I didn't love her; I didn't even know her. But I must have seen her name lumped together with those 57 other names in online lists of the "victims who didn't make it" - the "death toll" - of that tragic and highly publicized act of violence that'd I'd been vigilantly following. But names are quickly forgotten. People are not. I didn't recognize her name.

I went to her timeline. I made it through the first two, maybe three posts, and that quickly the name I didn't remember was becoming human, and the pictures were now of a pretty, smiling face of a young woman just beginning her life. Not in my imagination, but right there on my screen.

Christiana's last posts had comments from friends saying, "I miss you", referring to her having graduated, but I first read them as referring to her passing. So to see her reply,  "I miss you too", despite the heart emoticons,  was chilling.

The next post was a photo of Christiana last spring, smiling and relaxing on the steps of a building. Her caption read, "Please don't make me leave". A friend commented, "Never leave me", to which she replied, "I'll be there in spirit.". That's when I closed out the page. Those posts were written for a happy occasion, but I couldn't read them that way. The irony was too much.
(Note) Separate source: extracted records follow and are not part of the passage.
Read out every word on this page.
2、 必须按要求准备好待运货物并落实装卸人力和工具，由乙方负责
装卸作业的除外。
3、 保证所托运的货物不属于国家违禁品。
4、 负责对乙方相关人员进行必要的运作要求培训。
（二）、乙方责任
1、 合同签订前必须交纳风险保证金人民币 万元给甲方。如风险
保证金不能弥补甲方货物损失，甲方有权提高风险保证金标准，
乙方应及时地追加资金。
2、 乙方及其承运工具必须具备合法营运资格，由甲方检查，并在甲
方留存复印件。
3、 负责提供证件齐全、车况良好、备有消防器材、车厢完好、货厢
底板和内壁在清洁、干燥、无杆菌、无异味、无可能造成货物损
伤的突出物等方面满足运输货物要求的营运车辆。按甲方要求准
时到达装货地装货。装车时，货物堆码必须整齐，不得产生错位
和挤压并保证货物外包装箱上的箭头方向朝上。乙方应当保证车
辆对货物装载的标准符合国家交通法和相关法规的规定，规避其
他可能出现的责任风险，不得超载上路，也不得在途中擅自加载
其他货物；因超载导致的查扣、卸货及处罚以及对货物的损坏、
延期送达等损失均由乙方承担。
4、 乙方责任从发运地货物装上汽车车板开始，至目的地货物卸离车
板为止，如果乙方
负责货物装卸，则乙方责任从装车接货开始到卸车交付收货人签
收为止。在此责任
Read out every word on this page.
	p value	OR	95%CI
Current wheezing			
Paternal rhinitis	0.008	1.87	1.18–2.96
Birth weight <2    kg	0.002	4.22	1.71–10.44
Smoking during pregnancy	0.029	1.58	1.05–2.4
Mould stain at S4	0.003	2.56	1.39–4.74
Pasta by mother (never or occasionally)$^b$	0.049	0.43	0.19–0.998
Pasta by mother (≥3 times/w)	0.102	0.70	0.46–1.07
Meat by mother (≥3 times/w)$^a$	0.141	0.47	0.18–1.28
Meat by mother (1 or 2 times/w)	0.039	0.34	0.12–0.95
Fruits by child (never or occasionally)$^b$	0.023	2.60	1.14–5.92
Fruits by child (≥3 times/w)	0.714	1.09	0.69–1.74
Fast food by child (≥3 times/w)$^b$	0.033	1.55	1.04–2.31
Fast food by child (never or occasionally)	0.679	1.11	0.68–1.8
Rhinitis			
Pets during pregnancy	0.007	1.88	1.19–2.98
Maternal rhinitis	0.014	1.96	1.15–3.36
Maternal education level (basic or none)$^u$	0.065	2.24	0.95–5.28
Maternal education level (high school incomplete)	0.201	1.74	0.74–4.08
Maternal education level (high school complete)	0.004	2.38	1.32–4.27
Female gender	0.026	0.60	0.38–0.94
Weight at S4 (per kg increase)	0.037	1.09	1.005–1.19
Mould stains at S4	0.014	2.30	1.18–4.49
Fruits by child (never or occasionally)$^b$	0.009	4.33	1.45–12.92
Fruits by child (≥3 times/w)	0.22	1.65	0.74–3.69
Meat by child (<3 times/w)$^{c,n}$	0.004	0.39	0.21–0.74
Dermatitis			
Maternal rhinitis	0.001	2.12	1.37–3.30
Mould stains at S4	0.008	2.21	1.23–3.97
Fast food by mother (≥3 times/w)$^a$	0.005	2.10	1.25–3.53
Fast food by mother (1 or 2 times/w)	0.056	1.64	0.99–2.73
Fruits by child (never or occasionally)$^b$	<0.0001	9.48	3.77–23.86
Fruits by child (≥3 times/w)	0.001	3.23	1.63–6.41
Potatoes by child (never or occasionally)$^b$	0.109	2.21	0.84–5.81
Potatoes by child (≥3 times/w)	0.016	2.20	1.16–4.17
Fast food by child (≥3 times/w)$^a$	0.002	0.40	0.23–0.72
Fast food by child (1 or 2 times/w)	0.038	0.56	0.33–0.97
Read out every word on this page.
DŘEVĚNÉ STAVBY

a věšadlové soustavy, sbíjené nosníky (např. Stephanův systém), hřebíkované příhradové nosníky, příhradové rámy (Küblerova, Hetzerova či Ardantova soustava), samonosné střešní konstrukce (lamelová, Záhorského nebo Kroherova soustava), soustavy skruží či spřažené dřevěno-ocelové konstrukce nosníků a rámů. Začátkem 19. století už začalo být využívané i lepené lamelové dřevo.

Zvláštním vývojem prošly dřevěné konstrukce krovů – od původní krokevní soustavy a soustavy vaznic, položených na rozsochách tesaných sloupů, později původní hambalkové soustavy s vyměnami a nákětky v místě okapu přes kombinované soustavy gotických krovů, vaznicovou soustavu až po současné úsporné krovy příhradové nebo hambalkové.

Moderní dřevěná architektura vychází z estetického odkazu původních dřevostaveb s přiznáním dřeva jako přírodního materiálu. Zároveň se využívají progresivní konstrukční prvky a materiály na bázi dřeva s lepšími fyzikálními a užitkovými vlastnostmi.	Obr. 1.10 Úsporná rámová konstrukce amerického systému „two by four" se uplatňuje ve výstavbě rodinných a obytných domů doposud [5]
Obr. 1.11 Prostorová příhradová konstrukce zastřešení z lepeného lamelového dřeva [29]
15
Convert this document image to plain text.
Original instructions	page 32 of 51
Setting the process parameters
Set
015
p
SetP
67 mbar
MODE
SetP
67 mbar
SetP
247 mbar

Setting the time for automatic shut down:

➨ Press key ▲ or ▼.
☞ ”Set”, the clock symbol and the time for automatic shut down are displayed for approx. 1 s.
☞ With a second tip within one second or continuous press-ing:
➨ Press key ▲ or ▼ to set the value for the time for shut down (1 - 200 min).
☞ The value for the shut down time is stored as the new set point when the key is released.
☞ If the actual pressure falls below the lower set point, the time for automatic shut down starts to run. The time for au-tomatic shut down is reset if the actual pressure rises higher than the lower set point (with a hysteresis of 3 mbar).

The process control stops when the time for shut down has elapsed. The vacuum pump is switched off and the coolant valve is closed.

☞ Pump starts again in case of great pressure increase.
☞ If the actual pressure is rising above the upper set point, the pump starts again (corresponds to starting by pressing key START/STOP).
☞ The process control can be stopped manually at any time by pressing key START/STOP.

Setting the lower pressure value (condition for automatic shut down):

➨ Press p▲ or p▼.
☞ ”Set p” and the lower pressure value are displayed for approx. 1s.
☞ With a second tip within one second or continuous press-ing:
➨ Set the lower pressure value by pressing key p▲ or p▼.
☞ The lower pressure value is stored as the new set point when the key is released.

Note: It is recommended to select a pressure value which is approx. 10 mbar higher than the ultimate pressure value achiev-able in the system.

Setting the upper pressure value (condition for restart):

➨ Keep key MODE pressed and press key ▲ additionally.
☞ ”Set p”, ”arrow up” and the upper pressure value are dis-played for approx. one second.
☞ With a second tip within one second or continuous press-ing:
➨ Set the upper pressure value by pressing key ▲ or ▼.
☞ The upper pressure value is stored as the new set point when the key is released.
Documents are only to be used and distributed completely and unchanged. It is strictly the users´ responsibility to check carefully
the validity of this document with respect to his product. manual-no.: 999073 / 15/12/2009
So, I know her name, now,  but in a perfect world I shouldn't have any reason to. She wasn't a celebrity or political figure. She wasn't a relative, my doctor or neighbor. I should not know there was a marketing intern named Christiana Duarte, "Chrissy" to her friends, who lived in a town I've never heard of.  Our paths would almost certainly have never crossed. And if they did it wouldn't register as anything than another face walking past me on a busy sidewalk, somewhere. It would have been unremarkable. Maybe if she was laughing or giving me a polite smile, I'd have her in my mind long enough to appreciate that,  but seconds later I'll have moved on to the next face in the crowd, because he's in my way and I'm irritated. I'd forget him, too, and it wouldn't matter.

But now I know someone I never knew. I shouldn't and at the same time, I should. The name became a person. A real person, a happy person, and it makes me sad. I almost wish I believed in crisis actors, and none of this is real. Maybe delusions are safer. They're easier to believe because they're easier to swallow. But I think that Facebook page is far better proof than that video I never will watch. If facing reality means remembering a stranger's smiling face over the haunting images my mind created, even if the former might disturb me much more than the latter would, then I'll brave it. I think it's a matter of respect.

There are 57 other blue links, now. My heart is heavy knowing they are there. I don't know if I am strong enough to turn them purple, but I do know there are also 57 questions that deserve to be answered.